Control Resonant | Combate e exploração são detalhados; entenda
Nova apresentação fechada mostrou funcionamento de alguns dos sistemas do game
Mais informações de Control Resonant foram reveladas em uma nova apresentação fechada para a imprensa. Desta vez, sistemas como combate e exploração foram detalhados pela Remedy, que se aprofundou nas mecânicas que estarão disponíveis na jornada de Dylan Faden.
O mais empolgante entre os conteúdos mostrados foi a evolução das habilidades do protagonista. Como o título já indica, a história do game girará em torno dos Resonant: criaturas poderosas que serão enfrentadas pelo jogador e, ao superadas, cedem poderes únicos.
Dylan poderá escolher uma de três recompensas possíveis, aprofundando as possibilidades de gameplay e incrementando o estilo do jogador. Na apresentação, era possível aprender a criar um escudo de destroços ou invocar entidades telecinéticas que atacam inimigos — a terceira opção não foi revelada.
Essas customizações poderão ser feitas no Gap, uma espécie de lugar metafísico que pode ser acessado a qualquer momento. As árvores de habilidade, que abrangem formas primárias e secundárias da arma Aberrant, assim como os golpes de finalização de combo, também ficam lá. Há ainda a árvore de talentos, habilidades passivas como esquiva perfeita e aumento de dano, que complementam a build idealizada.

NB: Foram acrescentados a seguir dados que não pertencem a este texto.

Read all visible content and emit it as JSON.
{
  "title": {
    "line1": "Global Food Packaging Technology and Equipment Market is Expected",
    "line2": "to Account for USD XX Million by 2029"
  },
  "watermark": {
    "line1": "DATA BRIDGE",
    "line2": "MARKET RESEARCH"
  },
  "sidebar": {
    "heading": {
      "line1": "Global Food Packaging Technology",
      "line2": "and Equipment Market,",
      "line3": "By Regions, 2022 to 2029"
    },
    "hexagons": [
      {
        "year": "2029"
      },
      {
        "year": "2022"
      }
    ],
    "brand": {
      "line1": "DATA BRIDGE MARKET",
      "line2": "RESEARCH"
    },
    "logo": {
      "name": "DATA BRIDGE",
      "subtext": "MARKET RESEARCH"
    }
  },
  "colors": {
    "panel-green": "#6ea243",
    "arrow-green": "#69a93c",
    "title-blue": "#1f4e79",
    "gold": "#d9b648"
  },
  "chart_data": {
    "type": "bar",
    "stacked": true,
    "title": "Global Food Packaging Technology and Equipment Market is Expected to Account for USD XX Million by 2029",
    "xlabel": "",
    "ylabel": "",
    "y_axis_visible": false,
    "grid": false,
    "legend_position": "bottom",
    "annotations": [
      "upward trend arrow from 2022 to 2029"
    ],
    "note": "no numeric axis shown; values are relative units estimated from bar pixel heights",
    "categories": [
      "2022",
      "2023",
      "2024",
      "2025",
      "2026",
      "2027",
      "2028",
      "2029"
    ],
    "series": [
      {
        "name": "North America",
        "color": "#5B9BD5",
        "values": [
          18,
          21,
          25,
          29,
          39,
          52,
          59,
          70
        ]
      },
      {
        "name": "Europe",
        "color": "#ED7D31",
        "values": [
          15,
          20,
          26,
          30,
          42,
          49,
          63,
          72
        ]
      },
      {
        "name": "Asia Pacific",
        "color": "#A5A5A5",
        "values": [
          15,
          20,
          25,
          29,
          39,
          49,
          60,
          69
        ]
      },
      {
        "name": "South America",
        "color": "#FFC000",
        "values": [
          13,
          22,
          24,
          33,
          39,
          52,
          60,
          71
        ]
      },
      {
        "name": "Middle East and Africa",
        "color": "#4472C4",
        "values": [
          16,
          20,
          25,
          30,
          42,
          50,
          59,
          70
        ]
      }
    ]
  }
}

Tudo isso se traduziu para um combate extremamente fluido e de alta velocidade, com espaço para atacar tanto no corpo a corpo quanto à distância. Os traços clássicos de ação se misturam com uma quantidade impressionante de números e estatísticas, que têm a intenção de deixar mais claro como cada atributo afeta a gameplay.
A apresentação ainda mostrou um pouco da exploração do mundo, começando com a nova personagem Zoe de Vera, interpretada por Frankie Kevich. Ela parece ser uma parceira de Dylan na investigação do que fez com que Nova York ficasse destruída, mas com alguma suspeita de que os traços vilanescos do personagem voltem a aparecer.
Da mesma forma que o jogo anterior, Resonant terá um hub seguro para o protagonista, reunindo trocas de roupa, aliados e diálogos que enriquecem o mundo ao redor. O mapa, entretanto, será bem diferente: os corredores confusos da Casa Antiga, que foram um ponto negativo destacado pelos desenvolvedores, dão lugar a áreas específicas de Manhattan.
O jogo não se descreve como mundo aberto, ficando mais próximo de um formato que une vários mapas extensos, mas ainda separados. De acordo com a Remedy, a ideia não é encher esses locais com atividades triviais e a famigerada enrolação — se está acontecendo alguma coisa, ela provavelmente é importante ou divertida.
Ainda assim, ao abrir o mapa completo, a impressão é de que existe bastante espaço para ser preenchido. Pelo que foi mostrado, entretanto, ainda não é possível concluir o real escopo desses cenários.
- State of Play | Control: Resonant ganha trailer de gameplay; confira
- Control: Resonant reforça compromisso da Remedy em tomar riscos
Sem data de lançamento, Control Resonant promete ser um passo enorme para a Remedy, aumentando as ambições de seus últimos projetos e, pelo que foi mostrado, entregando uma experiência muito imersiva. As expectativas são altas, mas falta colocar as mãos no game para ter certeza do que ele pode apresentar.